The two main types of stem teas are Kukicha and Karigane. Kukicha is far more common, made from the stems and leaves of almost any tea plant. Karigane is made from the stems and leaves of shaded tea plants, like those used for Gyokuro and Matcha. As a result, Karigane takes on a sweeter flavor and it has a slightly higher caffeine content. 

When we visited Mr. Sakamoto in Shibushi, we were first introduced to the concept of cold brewing Karigane. The cold water extracts the sweeter components from the leaves and stems, so the tea takes on a smooth, even fruity flavor with notes of cucumber and melon. Because this tea is low in caffeine, it’s a great relaxing drink to enjoy in the late afternoon.

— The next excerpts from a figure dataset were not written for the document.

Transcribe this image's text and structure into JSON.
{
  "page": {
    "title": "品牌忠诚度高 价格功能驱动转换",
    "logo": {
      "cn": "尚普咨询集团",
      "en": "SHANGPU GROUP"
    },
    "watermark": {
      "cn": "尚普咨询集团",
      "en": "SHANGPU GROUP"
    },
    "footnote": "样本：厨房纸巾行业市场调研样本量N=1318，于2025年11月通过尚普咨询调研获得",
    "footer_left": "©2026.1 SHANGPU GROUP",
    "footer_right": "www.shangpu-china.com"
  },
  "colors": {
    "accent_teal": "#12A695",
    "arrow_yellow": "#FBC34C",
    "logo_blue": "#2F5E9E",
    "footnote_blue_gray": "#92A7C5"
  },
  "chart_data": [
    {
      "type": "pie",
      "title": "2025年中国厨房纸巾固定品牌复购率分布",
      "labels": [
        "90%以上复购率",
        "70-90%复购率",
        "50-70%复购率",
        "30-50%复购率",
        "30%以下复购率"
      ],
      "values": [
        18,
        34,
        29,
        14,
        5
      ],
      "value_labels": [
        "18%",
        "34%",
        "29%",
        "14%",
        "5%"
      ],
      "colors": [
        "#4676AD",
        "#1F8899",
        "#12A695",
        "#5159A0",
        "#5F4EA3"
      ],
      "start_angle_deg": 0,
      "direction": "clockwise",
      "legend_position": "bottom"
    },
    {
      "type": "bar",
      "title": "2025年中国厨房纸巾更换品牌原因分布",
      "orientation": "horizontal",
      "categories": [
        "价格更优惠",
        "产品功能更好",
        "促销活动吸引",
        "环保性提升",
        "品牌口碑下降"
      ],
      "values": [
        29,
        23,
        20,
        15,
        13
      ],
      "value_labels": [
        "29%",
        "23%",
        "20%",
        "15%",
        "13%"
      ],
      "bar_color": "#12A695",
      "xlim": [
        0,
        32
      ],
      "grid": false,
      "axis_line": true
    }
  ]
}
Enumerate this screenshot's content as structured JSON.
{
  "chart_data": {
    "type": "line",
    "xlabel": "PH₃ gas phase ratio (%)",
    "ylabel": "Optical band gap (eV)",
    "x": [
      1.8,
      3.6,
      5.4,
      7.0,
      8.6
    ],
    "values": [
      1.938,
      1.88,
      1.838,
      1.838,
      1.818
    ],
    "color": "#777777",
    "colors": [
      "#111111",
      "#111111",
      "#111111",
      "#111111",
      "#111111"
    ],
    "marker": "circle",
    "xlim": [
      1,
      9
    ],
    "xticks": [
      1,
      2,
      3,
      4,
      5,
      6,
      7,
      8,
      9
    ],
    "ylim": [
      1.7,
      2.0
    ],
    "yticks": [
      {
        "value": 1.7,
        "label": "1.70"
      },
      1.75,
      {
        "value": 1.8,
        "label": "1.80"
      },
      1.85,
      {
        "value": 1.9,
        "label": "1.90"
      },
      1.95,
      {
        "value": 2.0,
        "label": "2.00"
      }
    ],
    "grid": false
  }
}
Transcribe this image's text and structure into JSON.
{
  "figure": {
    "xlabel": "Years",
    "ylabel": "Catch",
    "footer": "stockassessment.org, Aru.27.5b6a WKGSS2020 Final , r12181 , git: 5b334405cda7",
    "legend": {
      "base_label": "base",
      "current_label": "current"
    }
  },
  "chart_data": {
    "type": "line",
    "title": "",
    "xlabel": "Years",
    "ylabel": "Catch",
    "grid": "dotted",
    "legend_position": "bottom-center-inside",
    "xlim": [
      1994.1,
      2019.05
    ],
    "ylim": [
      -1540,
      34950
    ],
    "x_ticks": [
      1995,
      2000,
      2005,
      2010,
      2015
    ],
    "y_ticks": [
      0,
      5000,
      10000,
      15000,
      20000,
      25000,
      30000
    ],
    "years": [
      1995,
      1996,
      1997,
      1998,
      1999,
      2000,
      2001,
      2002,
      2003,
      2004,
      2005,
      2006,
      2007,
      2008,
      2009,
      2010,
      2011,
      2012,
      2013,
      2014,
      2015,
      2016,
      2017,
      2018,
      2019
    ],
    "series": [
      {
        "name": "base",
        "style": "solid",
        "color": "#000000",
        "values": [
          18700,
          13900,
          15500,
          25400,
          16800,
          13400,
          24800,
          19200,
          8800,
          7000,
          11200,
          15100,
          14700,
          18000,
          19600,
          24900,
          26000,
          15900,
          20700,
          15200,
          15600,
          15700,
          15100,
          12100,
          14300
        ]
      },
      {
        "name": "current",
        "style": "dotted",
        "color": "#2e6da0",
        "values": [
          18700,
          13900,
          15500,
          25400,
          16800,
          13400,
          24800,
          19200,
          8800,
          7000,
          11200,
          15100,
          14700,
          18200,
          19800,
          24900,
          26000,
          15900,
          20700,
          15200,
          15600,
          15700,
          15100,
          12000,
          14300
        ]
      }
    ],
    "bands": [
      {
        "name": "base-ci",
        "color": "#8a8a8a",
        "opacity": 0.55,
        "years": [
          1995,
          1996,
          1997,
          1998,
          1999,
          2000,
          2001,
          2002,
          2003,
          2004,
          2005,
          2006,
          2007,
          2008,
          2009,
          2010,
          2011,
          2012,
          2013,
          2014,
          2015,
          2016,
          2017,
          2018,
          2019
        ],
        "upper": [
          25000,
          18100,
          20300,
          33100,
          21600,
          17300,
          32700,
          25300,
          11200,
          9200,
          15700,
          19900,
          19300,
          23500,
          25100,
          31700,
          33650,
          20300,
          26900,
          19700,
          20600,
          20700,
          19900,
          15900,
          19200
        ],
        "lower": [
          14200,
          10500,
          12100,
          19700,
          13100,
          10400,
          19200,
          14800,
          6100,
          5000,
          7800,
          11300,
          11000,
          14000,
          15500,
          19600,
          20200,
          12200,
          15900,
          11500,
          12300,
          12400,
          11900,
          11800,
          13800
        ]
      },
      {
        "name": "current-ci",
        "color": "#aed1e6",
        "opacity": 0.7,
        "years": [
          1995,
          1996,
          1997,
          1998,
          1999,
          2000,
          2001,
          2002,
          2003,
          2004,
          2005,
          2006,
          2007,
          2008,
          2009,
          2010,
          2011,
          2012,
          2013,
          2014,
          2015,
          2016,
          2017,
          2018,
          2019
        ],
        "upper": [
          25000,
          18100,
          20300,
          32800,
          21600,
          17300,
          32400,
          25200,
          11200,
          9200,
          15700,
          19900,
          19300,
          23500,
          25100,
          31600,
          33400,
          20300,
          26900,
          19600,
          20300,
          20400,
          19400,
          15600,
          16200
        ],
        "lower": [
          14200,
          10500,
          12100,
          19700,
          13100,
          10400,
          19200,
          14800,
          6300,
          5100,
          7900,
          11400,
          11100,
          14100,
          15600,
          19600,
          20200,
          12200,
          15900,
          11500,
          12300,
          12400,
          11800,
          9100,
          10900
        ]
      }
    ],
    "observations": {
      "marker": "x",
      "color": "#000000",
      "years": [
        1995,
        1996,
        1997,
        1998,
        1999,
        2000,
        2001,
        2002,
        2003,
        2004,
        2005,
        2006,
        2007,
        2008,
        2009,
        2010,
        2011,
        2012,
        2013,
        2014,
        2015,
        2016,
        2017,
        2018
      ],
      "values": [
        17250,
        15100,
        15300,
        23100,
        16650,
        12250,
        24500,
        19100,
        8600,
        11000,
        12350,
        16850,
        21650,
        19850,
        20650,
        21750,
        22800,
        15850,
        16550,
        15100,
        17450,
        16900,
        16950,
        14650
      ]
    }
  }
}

To make a stem tea, you have to separate the tea leaves from the stems. This used to be a very labor intensive process but now it is all done by machines. When we visited the producers at Marufuku in Shizuoka, we got to witness this first hand. The stems are pushed through a machine and the stems are filtered out based on their weight and size. These bins will be separated into a few different stem teas based on their leaf to stem ratios. 

Just like leaf teas, stem teas can also be roasted. The end result is called Kuki Hojicha or roasted stem tea. During the roasting process, the caffeine content is actually brought down even further, so this is one of the lowest caffeine teas you will find. The flavor is converted into rich notes of black coffee and dark chocolate. If you are a coffee lover trying to give up caffeine, a tea like the Kuki Hojicha may be a good option for you!